Segundo pesquisa do Escritório de Avaliação e Supervisão do BID, o aumento de renda mensal dos jovens seis meses após a conclusão do curso é de 46,2%, com uma empregabilidade de 64,5%. E, em até 12 meses, o número de jovens que conseguiram emprego com carteira assinada chegou a 82%. “A cada R$ 5,3 milhões aplicados no projeto, são gerados R$ 10,9 milhões na economia dos locais onde os jovens circulam”, aponta Ivonette.

Chaieny Cristiny Silva de Carvalho, 29 anos, é uma das jovens que comprova a alta empregabilidade dos alunos do Galpão Aplauso. “Para mim, foi uma mudança de vida, tanto profissionalmente quanto na forma de pensar. Quando cheguei não tinha nenhuma oportunidade em vista e, depois de concluir o curso, consegui uma profissão”, conta Chaieny, que trabalha há quatro anos como alpinista industrial. “Quando você é de uma comunidade carente como a minha (Cidade Alta), são raras as possibilidades de melhoria de vida. O trabalho feito pelo Galpão Aplauso é incrível”, reconhece.

Ana Paula de Oliveira, 28 anos, estuda no Galpão Aplauso desde julho deste ano. “Aqui não aprendemos apenas o conteúdo técnico, mas há também um foco importante em valores e virtudes, o que nos aperfeiçoa como seres humanos. Em nossa sociedade falta muito o respeito, a tolerância, e aqui trabalhamos isso todos os dias, inclusive com dinâmicas de comunicação não violenta”, conta a estudante, que faz aulas de logística e operador de empilhadeira. “É uma área que pode gerar meu primeiro emprego, mas meu sonho mesmo é me formar em psicologia, estou até fazendo um curso preparatório para isso”, acrescenta.

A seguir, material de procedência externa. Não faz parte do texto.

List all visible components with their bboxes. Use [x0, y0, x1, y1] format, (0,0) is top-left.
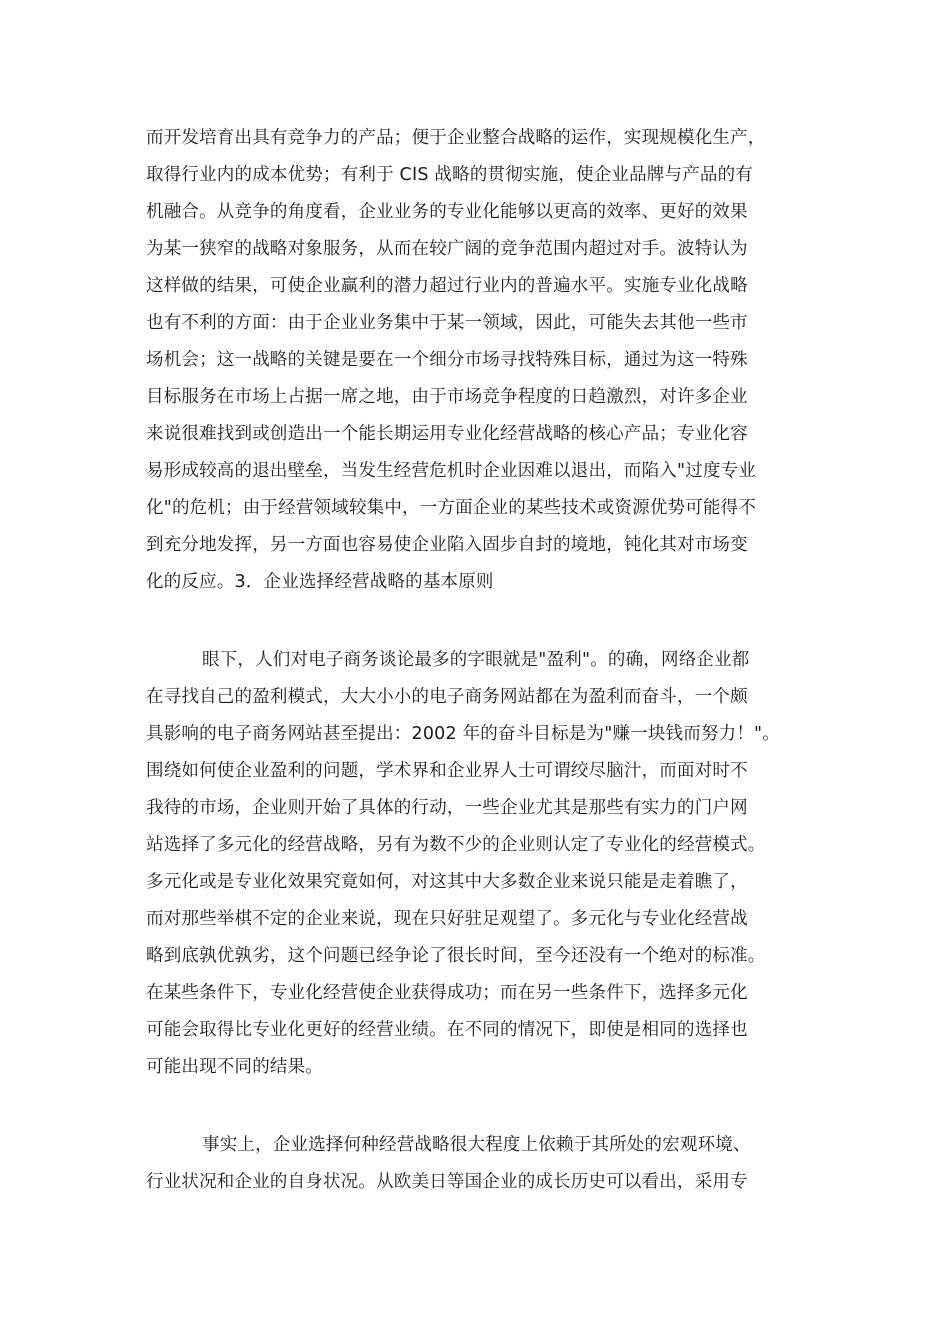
- text-line: 在某些条件下，专业化经营使企业获得成功；而在另一些条件下，选择多元化: [146, 983, 748, 1003]
- text-line: 可能出现不同的结果。: [146, 1057, 323, 1077]
- text-line: 而开发培育出具有竞争力的产品；便于企业整合战略的运作，实现规模化生产，: [146, 128, 766, 148]
- text-line: 也有不利的方面：由于企业业务集中于某一领域，因此，可能失去其他一些市: [146, 313, 748, 333]
- text-line: 化的反应。3．企业选择经营战略的基本原则: [146, 572, 494, 592]
- text-line: 略到底孰优孰劣，这个问题已经争论了很长时间，至今还没有一个绝对的标准。: [146, 946, 766, 966]
- text-line: 目标服务在市场上占据一席之地，由于市场竞争程度的日趋激烈，对许多企业: [146, 387, 748, 407]
- text-line: 行业状况和企业的自身状况。从欧美日等国企业的成长历史可以看出，采用专: [146, 1172, 748, 1192]
- text-line: 这样做的结果，可使企业赢利的潜力超过行业内的普遍水平。实施专业化战略: [146, 276, 748, 296]
- text-line: 具影响的电子商务网站甚至提出：2002 年的奋斗目标是为"赚一块钱而努力！"。: [146, 724, 780, 744]
- text-line: 而对那些举棋不定的企业来说，现在只好驻足观望了。多元化与专业化经营战: [146, 909, 748, 929]
- text-line: 我待的市场，企业则开始了具体的行动，一些企业尤其是那些有实力的门户网: [146, 798, 748, 818]
- text-line: 来说很难找到或创造出一个能长期运用专业化经营战略的核心产品；专业化容: [146, 424, 748, 444]
- text-line: 场机会；这一战略的关键是要在一个细分市场寻找特殊目标，通过为这一特殊: [146, 350, 748, 370]
- text-line: 事实上，企业选择何种经营战略很大程度上依赖于其所处的宏观环境、: [202, 1135, 751, 1155]
- text-line: 到充分地发挥，另一方面也容易使企业陷入固步自封的境地，钝化其对市场变: [146, 535, 748, 555]
- text-line: 可能会取得比专业化更好的经营业绩。在不同的情况下，即使是相同的选择也: [146, 1020, 748, 1040]
- text-line: 机融合。从竞争的角度看，企业业务的专业化能够以更高的效率、更好的效果: [146, 202, 748, 222]
- text-line: 易形成较高的退出壁垒，当发生经营危机时企业因难以退出，而陷入"过度专业: [146, 461, 757, 481]
- text-line: 化"的危机；由于经营领域较集中，一方面企业的某些技术或资源优势可能得不: [146, 498, 757, 518]
- text-line: 在寻找自己的盈利模式，大大小小的电子商务网站都在为盈利而奋斗，一个颇: [146, 687, 748, 707]
- text-line: 围绕如何使企业盈利的问题，学术界和企业界人士可谓绞尽脑汁，而面对时不: [146, 761, 748, 781]
- text-line: 眼下，人们对电子商务谈论最多的字眼就是"盈利"。的确，网络企业都: [202, 650, 750, 670]
- text-line: 站选择了多元化的经营战略，另有为数不少的企业则认定了专业化的经营模式。: [146, 835, 766, 855]
- text-line: 取得行业内的成本优势；有利于 CIS 战略的贯彻实施，使企业品牌与产品的有: [146, 165, 754, 185]
- text-line: 多元化或是专业化效果究竟如何，对这其中大多数企业来说只能是走着瞧了，: [146, 872, 748, 892]
- text-line: 为某一狭窄的战略对象服务，从而在较广阔的竞争范围内超过对手。波特认为: [146, 239, 748, 259]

Ane Dilei, 23 anos, moradora da Baixada Fluminense, foi ao Rio de Janeiro para um curso sobre cinema e acabou conhecendo, pela internet, o Galpão Aplauso. Começou em maio o curso de artes plásticas. “Sempre gostei muito de desenhar, faço grafite, mas não tinha noção do meu talento. Quando cheguei aqui, aprendi várias técnicas, aprendi sobre cores, traços. Subi de patamar como profissional”, afirma. “Hoje me identifico como artista, acredito muito mais no meu potencial. Eu me encontrei com a pintura e quero trabalhar nessa área”, conta Ane.